Staging of gallbladder carcinoma
Tis N0 M0
In situ carcinoma
T1 N0 M0
In situ carcinoma
T2 N0 M0
Mucosal or muscular invasion
T1 N1 M0
T2 N1 M0
T3 N0 M0
T3 N1 M0
Transmural direct liver invasion
T4 N0 M0
T4 N1 M0
Lymph node metastasis
Any T N2 M0
Any T Any N M1
Lymph node metastasis ± distant metastasis
Adjuvant chemotherapy and/or radiotherapy for patients with gallbladder cancer has not altered the dismal prognosis, but may marginally improve survival. Chao et al  reported no survival benefit between the two groups of patients, one receiving and other denied adjuvant chemotherapy and/or radiotherapy. On the other hand Oswalt and Cruz  and Morrow et al  have shown an improved median survival amongst the cohort of patients receiving chemotherapy and/or radiotherapy following their surgery. Similarly Makela and Kairaluoma  have demonstrated that superselective intra-arterial chemotherapy with mitomycin for gallbladder cancer had a 48% response rate and the responder had a significantly better survival (34 months) compared to the non-responders (8 months). However this type of therapy was only effective in those patients whose tumours were confined to gallbladder wall. Similarly in our study, patients who received adjuvant multi-agent chemotherapeutic treatment for stage IV disease had a significantly longer mean survival period compared to the ones who did not receive such treatment. This may simply reflect patient selection bias and therefore it is impossible to credit minimal improvements in survival in ours and other series to chemotherapy alone without a large randomised trial. An important point to make is that none of the patients who received chemotherapy in our series survived beyond two years – indeed a disappointing outcome.

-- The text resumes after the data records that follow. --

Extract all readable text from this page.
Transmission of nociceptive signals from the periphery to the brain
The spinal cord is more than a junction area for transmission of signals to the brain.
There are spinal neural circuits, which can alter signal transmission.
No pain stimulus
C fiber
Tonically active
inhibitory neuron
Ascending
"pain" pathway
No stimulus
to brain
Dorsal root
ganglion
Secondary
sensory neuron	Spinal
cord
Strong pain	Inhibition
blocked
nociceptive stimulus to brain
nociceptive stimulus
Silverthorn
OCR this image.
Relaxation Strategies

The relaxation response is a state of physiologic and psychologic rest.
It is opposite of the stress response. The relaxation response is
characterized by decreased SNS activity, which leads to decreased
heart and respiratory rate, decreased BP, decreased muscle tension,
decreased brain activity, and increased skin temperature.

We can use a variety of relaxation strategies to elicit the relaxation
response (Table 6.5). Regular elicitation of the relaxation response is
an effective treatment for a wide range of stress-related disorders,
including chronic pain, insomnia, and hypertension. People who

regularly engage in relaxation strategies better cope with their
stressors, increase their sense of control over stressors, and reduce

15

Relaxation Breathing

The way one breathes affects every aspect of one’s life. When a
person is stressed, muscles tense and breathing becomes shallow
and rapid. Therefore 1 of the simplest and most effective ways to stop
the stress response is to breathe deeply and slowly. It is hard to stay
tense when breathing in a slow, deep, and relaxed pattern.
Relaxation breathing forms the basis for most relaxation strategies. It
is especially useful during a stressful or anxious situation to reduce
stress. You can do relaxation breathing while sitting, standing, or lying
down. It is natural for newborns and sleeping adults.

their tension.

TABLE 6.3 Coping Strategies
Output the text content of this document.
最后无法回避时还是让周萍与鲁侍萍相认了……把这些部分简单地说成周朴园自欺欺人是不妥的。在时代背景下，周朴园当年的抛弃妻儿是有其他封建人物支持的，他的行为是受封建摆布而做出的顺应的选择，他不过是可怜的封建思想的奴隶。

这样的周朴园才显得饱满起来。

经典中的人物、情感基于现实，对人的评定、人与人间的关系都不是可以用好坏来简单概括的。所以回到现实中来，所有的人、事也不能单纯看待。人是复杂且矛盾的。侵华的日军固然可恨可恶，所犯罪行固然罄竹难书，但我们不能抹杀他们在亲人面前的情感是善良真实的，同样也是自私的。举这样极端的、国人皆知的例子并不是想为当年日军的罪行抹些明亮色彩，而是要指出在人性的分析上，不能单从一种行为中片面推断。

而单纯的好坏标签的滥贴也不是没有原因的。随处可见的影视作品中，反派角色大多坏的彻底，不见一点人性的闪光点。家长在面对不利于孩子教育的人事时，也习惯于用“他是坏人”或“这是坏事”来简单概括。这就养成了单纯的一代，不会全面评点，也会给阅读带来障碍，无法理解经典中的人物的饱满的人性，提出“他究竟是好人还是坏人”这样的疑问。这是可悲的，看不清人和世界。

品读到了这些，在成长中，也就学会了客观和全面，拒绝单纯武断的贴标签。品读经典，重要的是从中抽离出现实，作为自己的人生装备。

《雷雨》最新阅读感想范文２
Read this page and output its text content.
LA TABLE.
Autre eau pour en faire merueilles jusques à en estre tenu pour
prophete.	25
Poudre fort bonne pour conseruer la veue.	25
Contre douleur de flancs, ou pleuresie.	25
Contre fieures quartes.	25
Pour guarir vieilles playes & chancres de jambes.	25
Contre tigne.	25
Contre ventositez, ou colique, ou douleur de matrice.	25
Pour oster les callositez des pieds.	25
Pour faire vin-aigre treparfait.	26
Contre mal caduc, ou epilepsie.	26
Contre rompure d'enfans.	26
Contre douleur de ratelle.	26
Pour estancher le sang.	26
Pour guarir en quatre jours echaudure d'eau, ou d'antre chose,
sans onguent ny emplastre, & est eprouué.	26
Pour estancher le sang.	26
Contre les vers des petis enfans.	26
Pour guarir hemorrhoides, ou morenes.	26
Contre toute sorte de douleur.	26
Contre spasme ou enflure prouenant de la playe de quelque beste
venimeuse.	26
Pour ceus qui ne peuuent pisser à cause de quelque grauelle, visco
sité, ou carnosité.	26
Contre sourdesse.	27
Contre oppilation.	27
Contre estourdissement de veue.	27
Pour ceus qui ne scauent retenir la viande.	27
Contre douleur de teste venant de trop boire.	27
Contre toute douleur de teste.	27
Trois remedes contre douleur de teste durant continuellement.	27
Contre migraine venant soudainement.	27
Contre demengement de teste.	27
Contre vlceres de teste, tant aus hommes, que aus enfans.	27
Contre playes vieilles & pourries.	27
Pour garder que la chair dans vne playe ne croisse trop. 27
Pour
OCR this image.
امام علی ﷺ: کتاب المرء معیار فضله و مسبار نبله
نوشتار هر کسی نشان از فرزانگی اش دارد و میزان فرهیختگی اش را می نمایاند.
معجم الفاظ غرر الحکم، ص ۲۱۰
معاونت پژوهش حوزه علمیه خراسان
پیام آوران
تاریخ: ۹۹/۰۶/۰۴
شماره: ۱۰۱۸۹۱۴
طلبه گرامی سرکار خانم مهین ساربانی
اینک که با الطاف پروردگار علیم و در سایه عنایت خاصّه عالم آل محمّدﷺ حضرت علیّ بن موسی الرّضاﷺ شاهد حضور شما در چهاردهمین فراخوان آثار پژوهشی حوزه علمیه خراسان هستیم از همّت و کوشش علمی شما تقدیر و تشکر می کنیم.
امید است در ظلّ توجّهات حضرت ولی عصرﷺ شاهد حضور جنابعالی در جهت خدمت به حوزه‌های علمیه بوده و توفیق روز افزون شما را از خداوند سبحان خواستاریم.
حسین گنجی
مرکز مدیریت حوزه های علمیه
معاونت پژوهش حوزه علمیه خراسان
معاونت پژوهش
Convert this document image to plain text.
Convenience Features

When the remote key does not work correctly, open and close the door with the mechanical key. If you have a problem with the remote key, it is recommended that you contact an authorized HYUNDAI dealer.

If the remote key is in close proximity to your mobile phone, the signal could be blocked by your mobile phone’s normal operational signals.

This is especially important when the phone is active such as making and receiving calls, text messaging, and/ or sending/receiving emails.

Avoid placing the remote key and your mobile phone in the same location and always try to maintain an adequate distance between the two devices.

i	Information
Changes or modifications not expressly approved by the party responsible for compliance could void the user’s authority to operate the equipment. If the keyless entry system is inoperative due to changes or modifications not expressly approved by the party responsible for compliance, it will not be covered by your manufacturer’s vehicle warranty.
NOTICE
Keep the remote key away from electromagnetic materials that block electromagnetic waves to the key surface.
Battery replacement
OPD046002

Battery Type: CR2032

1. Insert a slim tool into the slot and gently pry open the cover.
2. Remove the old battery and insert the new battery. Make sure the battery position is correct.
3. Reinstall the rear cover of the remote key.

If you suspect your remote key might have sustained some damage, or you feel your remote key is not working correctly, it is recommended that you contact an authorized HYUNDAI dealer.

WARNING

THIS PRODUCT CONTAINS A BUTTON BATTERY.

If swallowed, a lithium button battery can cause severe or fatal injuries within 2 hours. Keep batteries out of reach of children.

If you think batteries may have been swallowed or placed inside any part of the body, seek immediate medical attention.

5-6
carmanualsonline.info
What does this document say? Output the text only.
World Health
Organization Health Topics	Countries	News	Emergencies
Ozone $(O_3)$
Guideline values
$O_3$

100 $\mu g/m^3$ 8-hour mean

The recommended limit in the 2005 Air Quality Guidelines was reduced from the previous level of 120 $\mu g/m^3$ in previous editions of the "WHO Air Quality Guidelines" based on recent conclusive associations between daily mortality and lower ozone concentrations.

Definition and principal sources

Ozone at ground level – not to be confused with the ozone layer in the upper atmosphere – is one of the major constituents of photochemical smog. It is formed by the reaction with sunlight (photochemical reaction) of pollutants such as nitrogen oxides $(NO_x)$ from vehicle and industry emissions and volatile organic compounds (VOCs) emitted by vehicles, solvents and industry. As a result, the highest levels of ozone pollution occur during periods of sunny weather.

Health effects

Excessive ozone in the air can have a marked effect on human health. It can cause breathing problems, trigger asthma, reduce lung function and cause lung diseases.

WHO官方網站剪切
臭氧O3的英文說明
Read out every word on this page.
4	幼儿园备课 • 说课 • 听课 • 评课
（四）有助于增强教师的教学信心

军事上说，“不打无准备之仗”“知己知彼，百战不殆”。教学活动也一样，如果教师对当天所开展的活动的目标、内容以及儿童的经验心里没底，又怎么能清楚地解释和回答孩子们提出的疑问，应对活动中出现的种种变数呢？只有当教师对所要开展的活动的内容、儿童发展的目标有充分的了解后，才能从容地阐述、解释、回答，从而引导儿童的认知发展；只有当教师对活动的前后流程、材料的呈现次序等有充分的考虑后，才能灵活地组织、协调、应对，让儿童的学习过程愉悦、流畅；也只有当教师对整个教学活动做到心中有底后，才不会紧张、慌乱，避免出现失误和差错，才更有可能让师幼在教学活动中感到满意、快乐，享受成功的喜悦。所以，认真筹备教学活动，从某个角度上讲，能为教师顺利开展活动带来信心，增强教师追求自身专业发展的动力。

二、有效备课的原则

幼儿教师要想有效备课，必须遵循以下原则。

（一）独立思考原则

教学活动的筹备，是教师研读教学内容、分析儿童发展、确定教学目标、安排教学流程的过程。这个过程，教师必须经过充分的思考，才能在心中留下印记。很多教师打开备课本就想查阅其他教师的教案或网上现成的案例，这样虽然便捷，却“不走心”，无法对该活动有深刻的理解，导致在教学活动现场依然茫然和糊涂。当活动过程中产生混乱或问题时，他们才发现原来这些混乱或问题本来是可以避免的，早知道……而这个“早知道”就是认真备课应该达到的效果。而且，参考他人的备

Gallbladder carcinoma not only presents a diagnostic dilemma but also poses a difficult treatment option in the era of laparoscopic cholecystectomy. The majority of patients with gallbladder cancer present with advanced stage disease (stage IV) which carries a dismal prognosis. Chemotherapy seems to have some survival benefit in stage IV disease, but no randomized controlled trials exit to define its role in the adjuvant setting. The prognosis of this disease is dismal and even a 2 year survival seems to be the exception rather than the rule.